To create user segments

The personas you describe are basically your user segments. You can use them in PR or marketing campaigns, and you should use them during the design phase. Each customer segment would have different goals, and for that reason, will need to perform different actions and take different paths through your app.

How to create personas

There are several ways you can create personas. First, you can just make them up yourself. This is the least accurate method because your personas will be based on your assumptions alone. And since you’re going to use these to make all of your application design decisions, if your assumptions are wrong, the design will also be wrong.

Another way to create personas is to talk directly to people. If you conducted customer development interviews, then you already know what types of users you have. If you didn’t, you need to find people to talk to and learn about your users as much as you can.
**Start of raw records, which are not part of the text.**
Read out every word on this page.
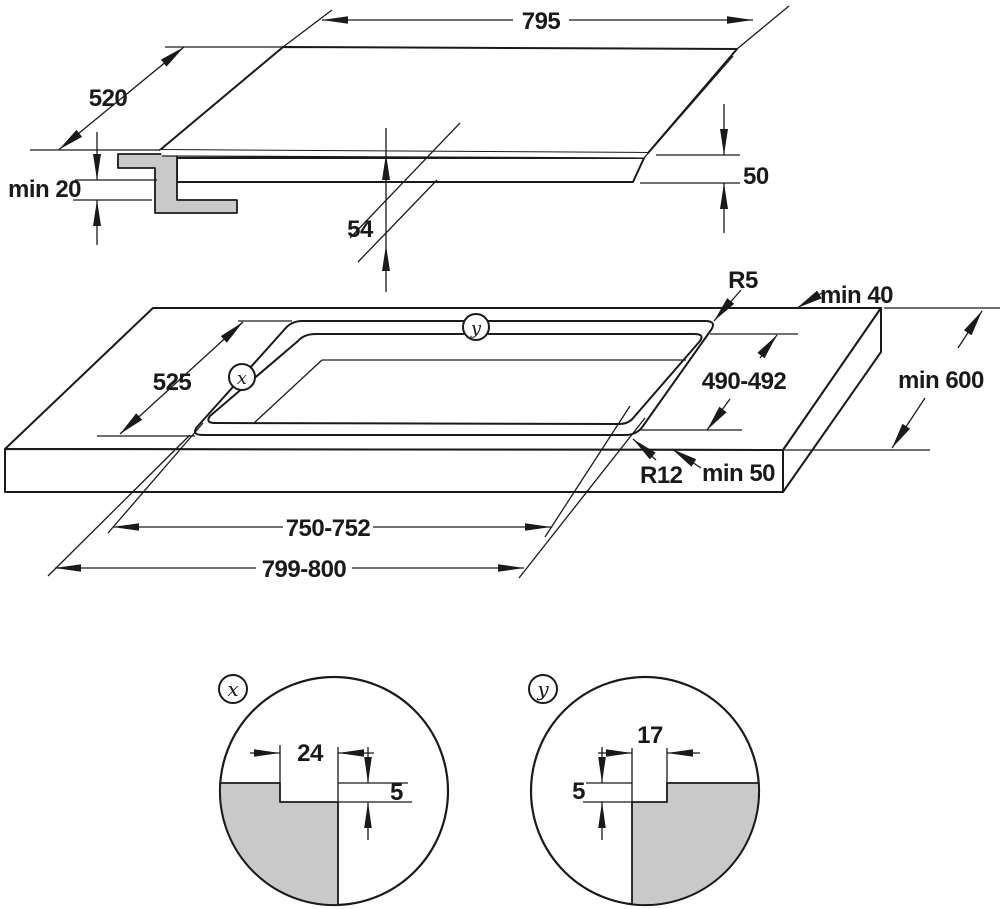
795
520
min 20
54
50
525	490-492	min 600
min 40
R5
R12 min 50
750-752
799-800
x
y
x
24
5
y
17
5
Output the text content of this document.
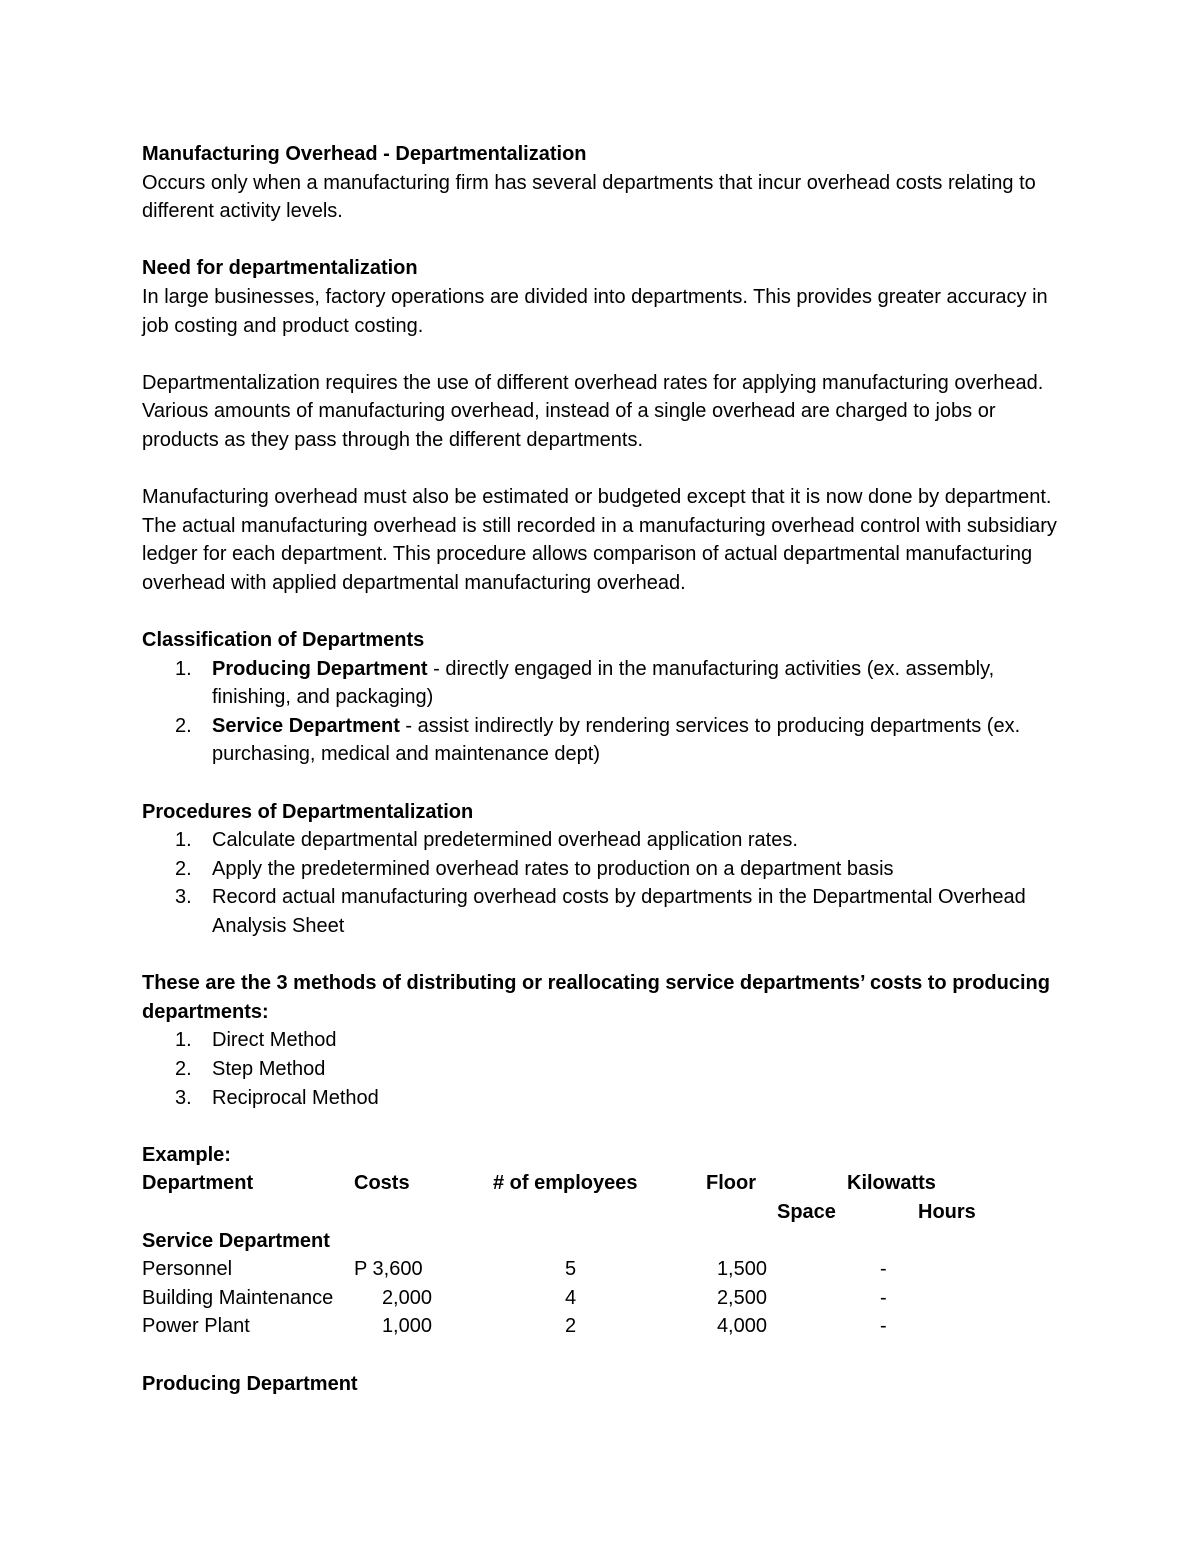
Manufacturing Overhead - Departmentalization

Occurs only when a manufacturing firm has several departments that incur overhead costs relating to different activity levels.

Need for departmentalization

In large businesses, factory operations are divided into departments. This provides greater accuracy in job costing and product costing.

Departmentalization requires the use of different overhead rates for applying manufacturing overhead. Various amounts of manufacturing overhead, instead of a single overhead are charged to jobs or products as they pass through the different departments.

Manufacturing overhead must also be estimated or budgeted except that it is now done by department. The actual manufacturing overhead is still recorded in a manufacturing overhead control with subsidiary ledger for each department. This procedure allows comparison of actual departmental manufacturing overhead with applied departmental manufacturing overhead.

Classification of Departments

1. Producing Department - directly engaged in the manufacturing activities (ex. assembly, finishing, and packaging)
2. Service Department - assist indirectly by rendering services to producing departments (ex. purchasing, medical and maintenance dept)

Procedures of Departmentalization

1. Calculate departmental predetermined overhead application rates.
2. Apply the predetermined overhead rates to production on a department basis
3. Record actual manufacturing overhead costs by departments in the Departmental Overhead Analysis Sheet

These are the 3 methods of distributing or reallocating service departments’ costs to producing departments:

1. Direct Method
2. Step Method
3. Reciprocal Method

Example:

Department	Costs	# of employees	Floor	Kilowatts
Space	Hours
Service Department
Personnel	P 3,600	5	1,500	-
Building Maintenance 2,000	4	2,500	-
Power Plant	1,000	2	4,000	-

Producing Department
Additionally, you can use user proxies to tell you more about your users. A user proxy is a person who is close enough to your target user. They’re great to use when you can’t reach your audience directly.

Finally, you can use competitor research to identify user personas. Look at competitor accounts on social media, read competitor reviews on forums and blogs, and learn about the people who wrote them. Identify patterns and find overlaps in the information you collect.

User-centric design

User-centric design raises the user to king status. This kind of design revolves around people, not the product and its features. Building a product with your user in mind will allow you to come up with unusual ideas and design choices — that’s how innovation happens.

When you build a product for a specific goal, your team no longer has to guess what makes the user want certain functionality in an app. Once you set a clear goal for the team, the product development process becomes much more efficient.

User-centric design is an essential approach in lean methodology; you take every step to improve the user’s life, and that’s what ends up making your product successful.

Using personas correctly

To make the most out of these useful instruments, you need to use personas throughout the product life cycle, not just during the design phase. You need to buy into the whole set of user research methods to create personas — customer development, prototypes, and getting user feedback during development. And to truly be useful, personas must represent real users, not just fictionalized people that you pulled out of your head. That way, everybody isn’t wondering whether those people even exist.